The goal was to build something that surfaces patterns and helps authors make smarter decisions about publishing cadence, content focus, and ad spend — without drowning them in raw numbers.


Research Process

Phase 1: User Interviews

Started with in-depth interviews with authors to understand how they currently used performance data, what decisions they were actually trying to make, and where the gaps were.

Key themes that came up:

  • No easy way to assess how many books to have active at once
  • Comment sentiment was a meaningful signal that wasn’t being tracked anywhere
  • Authors wanted near real-time feedback, not periodic manual exports
  • Hard to tell which books were worth putting ad spend behind

Phase 2: Dashboard Design and Iteration

Built a data pipeline that aggregated and cleaned messy comment and engagement data, then designed a dashboard around the decisions authors were actually making:

  • Publication timeline (Gantt-style): book activity across time, color-coded by engagement volume
  • Comment activity tracking: 7-day and 30-day rolling averages alongside book open counts
  • Sentiment scoring: tracks whether reader reactions are trending positive or negative

Iterated on the design through weekly feedback sessions with authors throughout the build.

Main dashboard view: publication timeline (Gantt) and comment engagement metrics

Phase 3: Chrome Extension

A recurring friction point from the interviews was how painful it was to export data from LitNet manually. Built a Chrome extension (“Litnet Stats Collector”) that lets authors fetch their full statistics in one click and download as JSON for direct upload to the dashboard.

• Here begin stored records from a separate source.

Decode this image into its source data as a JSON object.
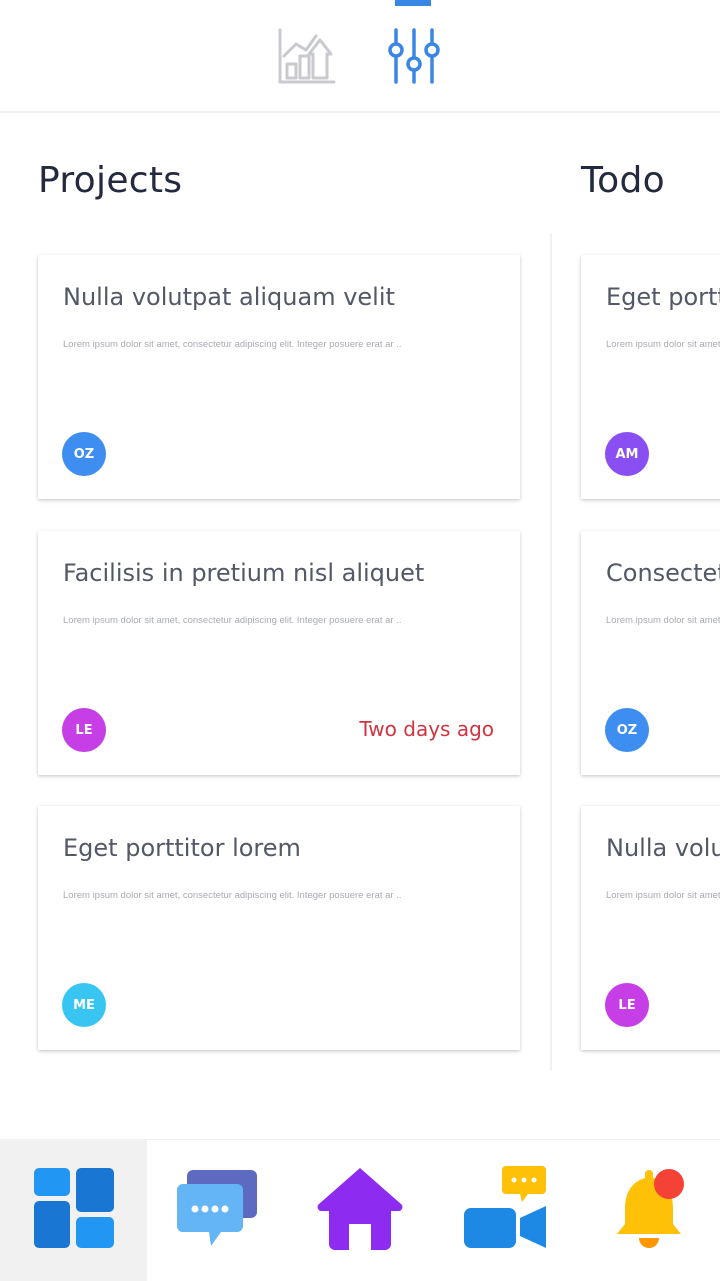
{
  "columns": [
    {
      "title": "Projects",
      "cards": [
        {
          "title": "Nulla volutpat aliquam velit",
          "description": "Lorem ipsum dolor sit amet, consectetur adipiscing elit. Integer posuere erat ar ..",
          "avatar": "OZ",
          "avatar_color": "#3d8ef0",
          "due": ""
        },
        {
          "title": "Facilisis in pretium nisl aliquet",
          "description": "Lorem ipsum dolor sit amet, consectetur adipiscing elit. Integer posuere erat ar ..",
          "avatar": "LE",
          "avatar_color": "#c53ee6",
          "due": "Two days ago"
        },
        {
          "title": "Eget porttitor lorem",
          "description": "Lorem ipsum dolor sit amet, consectetur adipiscing elit. Integer posuere erat ar ..",
          "avatar": "ME",
          "avatar_color": "#38c5f2",
          "due": ""
        }
      ]
    },
    {
      "title": "Todo",
      "cards": [
        {
          "title": "Eget porttitor lorem",
          "description": "Lorem ipsum dolor sit amet, consectetur adipiscing elit. Integer posuere erat ar ..",
          "avatar": "AM",
          "avatar_color": "#8a4ff2",
          "due": ""
        },
        {
          "title": "Consectetur",
          "description": "Lorem ipsum dolor sit amet, consectetur adipiscing elit. Integer posuere erat ar ..",
          "avatar": "OZ",
          "avatar_color": "#3d8ef0",
          "due": ""
        },
        {
          "title": "Nulla volutpat aliquam velit",
          "description": "Lorem ipsum dolor sit amet, consectetur adipiscing elit. Integer posuere erat ar ..",
          "avatar": "LE",
          "avatar_color": "#c53ee6",
          "due": ""
        }
      ]
    }
  ],
  "top_tabs": [
    {
      "icon": "analytics-chart-icon",
      "active": false
    },
    {
      "icon": "filter-sliders-icon",
      "active": true
    }
  ],
  "bottom_nav": [
    {
      "icon": "dashboard-grid-icon",
      "active": true
    },
    {
      "icon": "chat-bubbles-icon",
      "active": false
    },
    {
      "icon": "home-icon",
      "active": false
    },
    {
      "icon": "video-call-icon",
      "active": false
    },
    {
      "icon": "notification-bell-icon",
      "active": false,
      "has_badge": true
    }
  ],
  "colors": {
    "accent": "#3a86e4",
    "due": "#d13440"
  }
}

This removed the main data-access bottleneck and made more frequent, up-to-date analysis possible.


Impact

Author-reported outcomes from the dashboard:

  • Identified comment volume and sentiment as the most actionable success metrics (previously not tracked at all)
  • Helped authors figure out the optimal number of concurrent active books, which improved both output and work-life balance
  • Gave a clear signal for which books were worth digital ad spend
  • UX interview recommendations contributed to a 13% improvement in ad conversion

Key Takeaway

The interviews made clear that the core problem wasn't just a lack of tools. Authors had data available to them but no way to make sense of it, and no clear picture of what success even looked like for them. The priority that emerged was insight generation before anything else: before authors could optimize their work, they needed to understand what was actually driving engagement. Building the dashboard gave them that. Once they could see comment trends, publication timelines, and engagement patterns in one place, a clearer question surfaced: how much time should be spent creating new content versus improving the reach of what already exists? The dashboard made that tradeoff visible. Authors shifted toward spending less time producing new content and more time on marketing and promotion for books that were already performing. That reallocation of effort, driven by the data, is where the real impact came from.